Primary cultures of human airway parasympathetic nerves express eotaxin. Neurons are stained with antibody against eotaxin (A), no primary antibody (B), or with antibody against the nerve-specific protein PGP 9.5 (C). All cells are stained with DAPI, labeling nuclei blue. Scale bars: 25 μM.

Figure 10

Immunostaining for IL-4 receptor. IL-4 receptors were present on primary cultures of guinea pig airway parasympathetic neurons (A) and on human neuroblastoma cells (B). Neurons were stained with antibody against IL-4 (green) and DAPI, which stains the nuclei blue. Insets show cells in the absence of primary antibody; only blue DAPI-stained nuclei are visible (10-fold lower magnification).
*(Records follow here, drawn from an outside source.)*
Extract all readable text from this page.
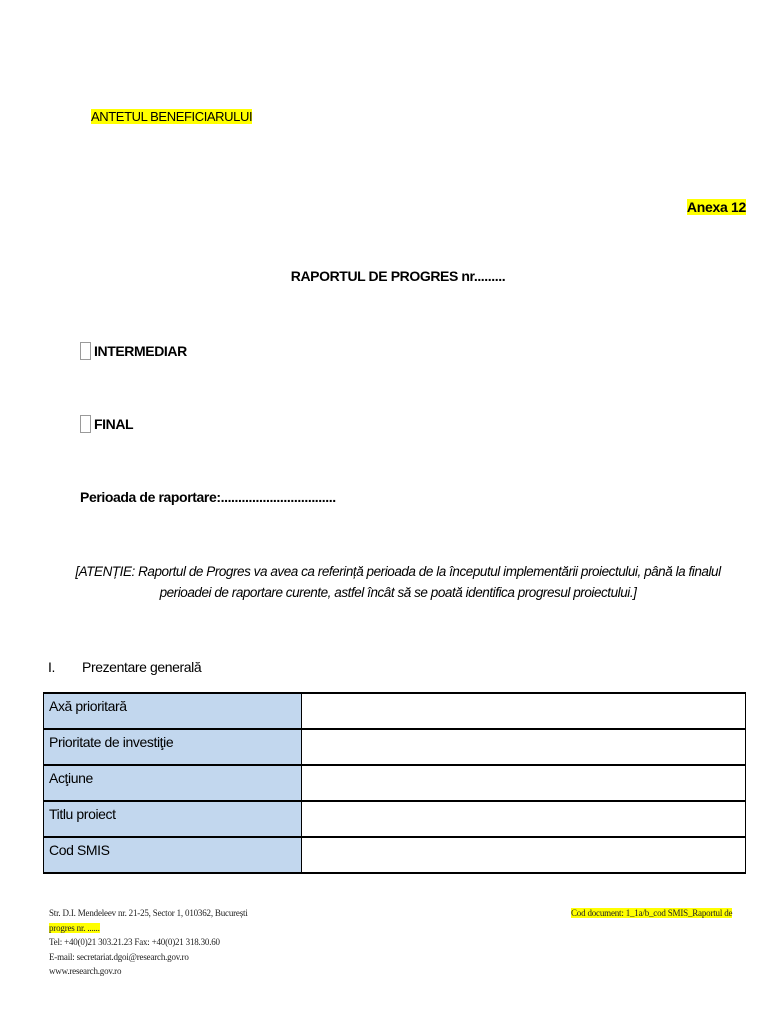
ANTETUL BENEFICIARULUI
Anexa 12
RAPORTUL DE PROGRES nr.........
INTERMEDIAR
FINAL
Perioada de raportare:.................................
[ATENȚIE: Raportul de Progres va avea ca referință perioada de la începutul implementării proiectului, până la finalul perioadei de raportare curente, astfel încât să se poată identifica progresul proiectului.]
I.	Prezentare generală
Axă prioritară	
Prioritate de investiţie	
Acţiune	
Titlu proiect	
Cod SMIS	
Str. D.I. Mendeleev nr. 21-25, Sector 1, 010362, București
progres nr. ......
Tel: +40(0)21 303.21.23 Fax: +40(0)21 318.30.60
E-mail: secretariat.dgoi@research.gov.ro
www.research.gov.ro
Cod document: 1_1a/b_cod SMIS_Raportul de
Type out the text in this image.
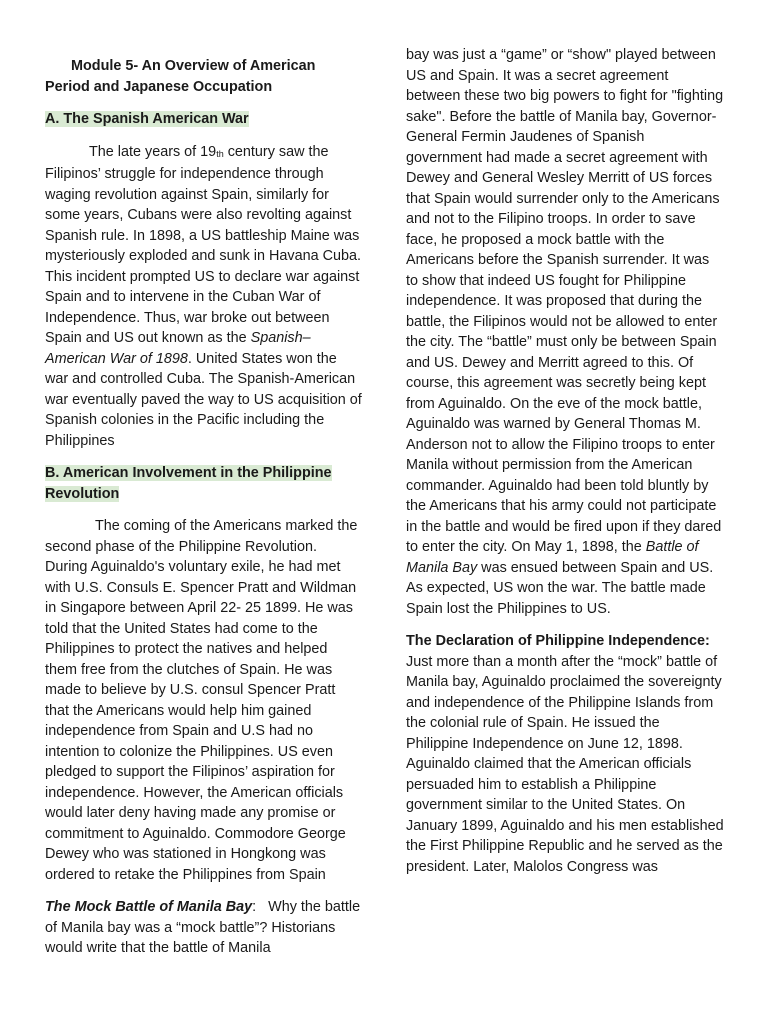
Module 5- An Overview of American Period and Japanese Occupation
A. The Spanish American War

The late years of 19th century saw the Filipinos’ struggle for independence through waging revolution against Spain, similarly for some years, Cubans were also revolting against Spanish rule. In 1898, a US battleship Maine was mysteriously exploded and sunk in Havana Cuba. This incident prompted US to declare war against Spain and to intervene in the Cuban War of Independence. Thus, war broke out between Spain and US out known as the Spanish–American War of 1898. United States won the war and controlled Cuba. The Spanish-American war eventually paved the way to US acquisition of Spanish colonies in the Pacific including the Philippines

B. American Involvement in the Philippine Revolution

The coming of the Americans marked the second phase of the Philippine Revolution. During Aguinaldo's voluntary exile, he had met with U.S. Consuls E. Spencer Pratt and Wildman in Singapore between April 22- 25 1899. He was told that the United States had come to the Philippines to protect the natives and helped them free from the clutches of Spain. He was made to believe by U.S. consul Spencer Pratt that the Americans would help him gained independence from Spain and U.S had no intention to colonize the Philippines. US even pledged to support the Filipinos’ aspiration for independence. However, the American officials would later deny having made any promise or commitment to Aguinaldo. Commodore George Dewey who was stationed in Hongkong was ordered to retake the Philippines from Spain

The Mock Battle of Manila Bay: Why the battle of Manila bay was a “mock battle”? Historians would write that the battle of Manila

bay was just a “game” or “show" played between US and Spain. It was a secret agreement between these two big powers to fight for "fighting sake". Before the battle of Manila bay, Governor-General Fermin Jaudenes of Spanish government had made a secret agreement with Dewey and General Wesley Merritt of US forces that Spain would surrender only to the Americans and not to the Filipino troops. In order to save face, he proposed a mock battle with the Americans before the Spanish surrender. It was to show that indeed US fought for Philippine independence. It was proposed that during the battle, the Filipinos would not be allowed to enter the city. The “battle” must only be between Spain and US. Dewey and Merritt agreed to this. Of course, this agreement was secretly being kept from Aguinaldo. On the eve of the mock battle, Aguinaldo was warned by General Thomas M. Anderson not to allow the Filipino troops to enter Manila without permission from the American commander. Aguinaldo had been told bluntly by the Americans that his army could not participate in the battle and would be fired upon if they dared to enter the city. On May 1, 1898, the Battle of Manila Bay was ensued between Spain and US. As expected, US won the war. The battle made Spain lost the Philippines to US.

The Declaration of Philippine Independence: Just more than a month after the “mock” battle of Manila bay, Aguinaldo proclaimed the sovereignty and independence of the Philippine Islands from the colonial rule of Spain. He issued the Philippine Independence on June 12, 1898. Aguinaldo claimed that the American officials persuaded him to establish a Philippine government similar to the United States. On January 1899, Aguinaldo and his men established the First Philippine Republic and he served as the president. Later, Malolos Congress was
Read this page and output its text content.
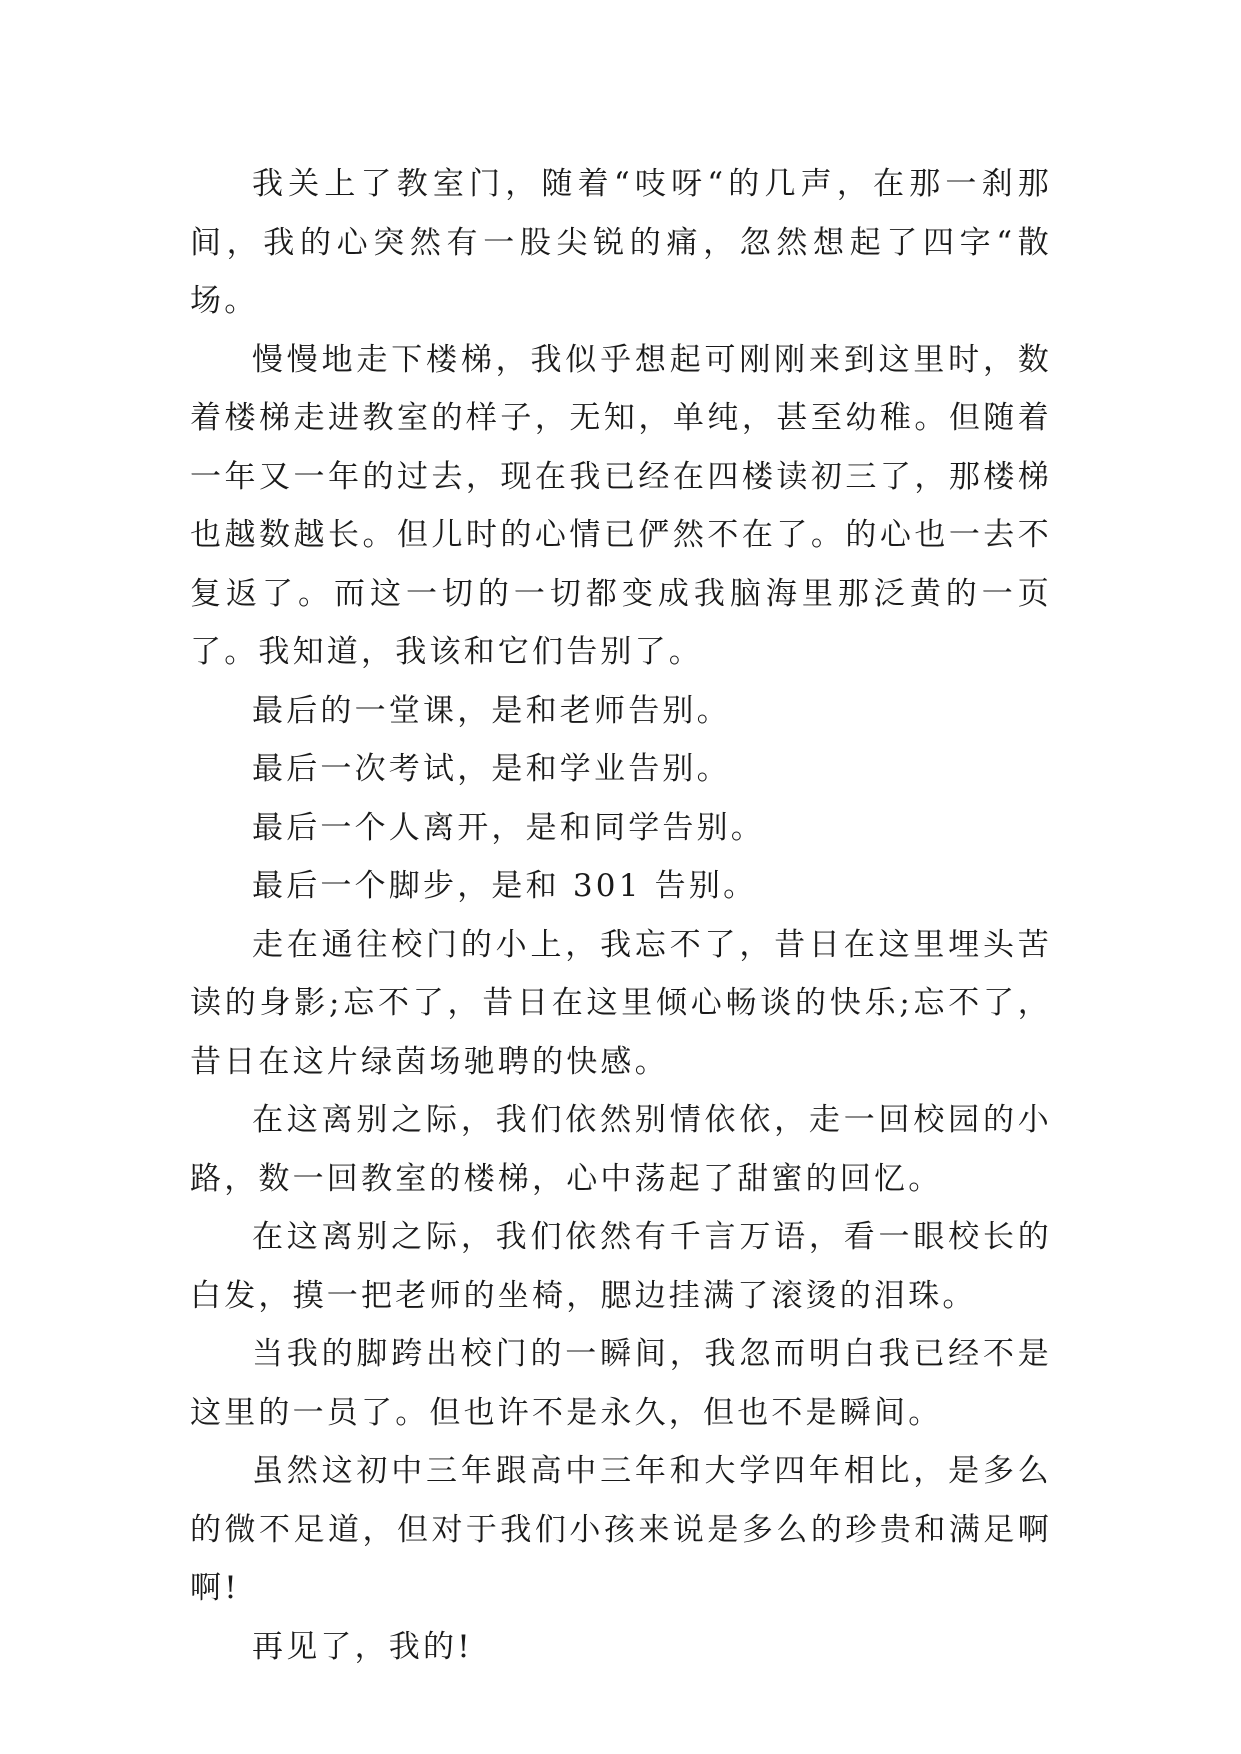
我关上了教室门，随着“吱呀“的几声，在那一刹那间，我的心突然有一股尖锐的痛，忽然想起了四字“散场。

慢慢地走下楼梯，我似乎想起可刚刚来到这里时，数着楼梯走进教室的样子，无知，单纯，甚至幼稚。但随着一年又一年的过去，现在我已经在四楼读初三了，那楼梯也越数越长。但儿时的心情已俨然不在了。的心也一去不复返了。而这一切的一切都变成我脑海里那泛黄的一页了。我知道，我该和它们告别了。

最后的一堂课，是和老师告别。

最后一次考试，是和学业告别。

最后一个人离开，是和同学告别。

最后一个脚步，是和 301 告别。

走在通往校门的小上，我忘不了，昔日在这里埋头苦读的身影;忘不了，昔日在这里倾心畅谈的快乐;忘不了，昔日在这片绿茵场驰聘的快感。

在这离别之际，我们依然别情依依，走一回校园的小路，数一回教室的楼梯，心中荡起了甜蜜的回忆。

在这离别之际，我们依然有千言万语，看一眼校长的白发，摸一把老师的坐椅，腮边挂满了滚烫的泪珠。

当我的脚跨出校门的一瞬间，我忽而明白我已经不是这里的一员了。但也许不是永久，但也不是瞬间。

虽然这初中三年跟高中三年和大学四年相比，是多么的微不足道，但对于我们小孩来说是多么的珍贵和满足啊啊!

再见了，我的!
Scale bars: 30 μm.

Figure 11

Primary cultures of guinea pig airway parasympathetic nerves stain positively with an antibody against eotaxin (A–D). Faint staining in untreated cells (B) was increased by treatment with IL-4 (C and D) or IL-13 (data not shown). Scale bars: 30 μm.

Figure 12

IL-4 stimulates expression of eotaxin in human neuroblastoma cells. eotaxin mRNA and protein expression were increased after exposure to IL-4 (1 ng/ml) (A). Immunostaining demonstrated increased eotaxin protein 8 hours after exposure to IL-4 (C) compared with untreated controls (B). Scale bars: 30 μm.

Figure 13

CCR3 antagonist inhibits eosinophil adhesion to primary cultures of parasympathetic nerves. Eosinophil adhesion to nerve cells was significantly increased in cells treated for 24 hours with IFN-γ (1,000 U/ml) and TNF-α (2 ng/ml) (A, black bar), compared with controls (A, white bar). The CCR3 antagonist significantly inhibited adherence of eosinophils to the nerves (A, gray bar). Representative photos of eosinophil (red) adhesion to nerves treated with IFN-γ and TNF-α (IFN-γ/TNF-α) in the absence (B) or presence (C) of the CCR3 antagonist are shown. n = 4. *Significantly different from control, P = 0.01; ^–significantly different from challenged, P = 0.04. Scale bar: 20 μm.